I've been thinking about this alot over the past couple of days even to the point that I began to investigate and play around with the Android SDK to see what I might be able to do, which is not alot at the moment.
I thought of this app functioning as follows:
1) We currently have a bunch of applications that allow the user to view and respond to their text messages through an interface on the browser or computer application using an app on the phone that "broadcasts" the messaging features of the phone out over either WiFi or bluetooth. (For example, the ones mentioned earlier in this thread.)
2) We also have something called "Remote Notifier" that sends out a "ping" when a new message is received to a listening service on a computer which notifies the user on the desktop.
3) If the existing functionality of those two are combined, we have an application that can put together a list of the messages on the phone (primary location), send it out to a secondary location (in this case a tablet), while also notifying the secondary location (tablet) of a new message received.
The app on the phone also gives the secondary location the ability to respond and edit the message list on the phone.
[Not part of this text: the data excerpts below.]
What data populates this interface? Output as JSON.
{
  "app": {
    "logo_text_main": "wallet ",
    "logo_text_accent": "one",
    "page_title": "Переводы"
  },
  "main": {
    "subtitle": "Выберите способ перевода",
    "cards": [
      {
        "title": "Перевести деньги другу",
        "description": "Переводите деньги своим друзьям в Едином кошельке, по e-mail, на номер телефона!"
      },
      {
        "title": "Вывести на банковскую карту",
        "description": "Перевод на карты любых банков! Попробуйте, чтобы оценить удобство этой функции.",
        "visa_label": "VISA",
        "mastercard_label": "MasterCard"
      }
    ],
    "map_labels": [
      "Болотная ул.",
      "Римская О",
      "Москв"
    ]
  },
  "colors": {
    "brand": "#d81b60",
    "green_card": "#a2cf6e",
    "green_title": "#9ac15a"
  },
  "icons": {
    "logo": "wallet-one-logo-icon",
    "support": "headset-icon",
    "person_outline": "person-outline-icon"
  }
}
4) The second piece of the equation we would need is an app for the tablet, preferably optimized for the screen size in a 5manner similar to the way Gmail and the native email client handle messaging, (with a list of messages on the left, and the conversation view on the right) that allows the user to browse their messages on the phone and reply within the app.
If the app on the tablet could "look" to the phone as the service provider instead of the network, I could even see notifications being created from within that app and displayed on the tablet just as if it was actually receiving the texts itself.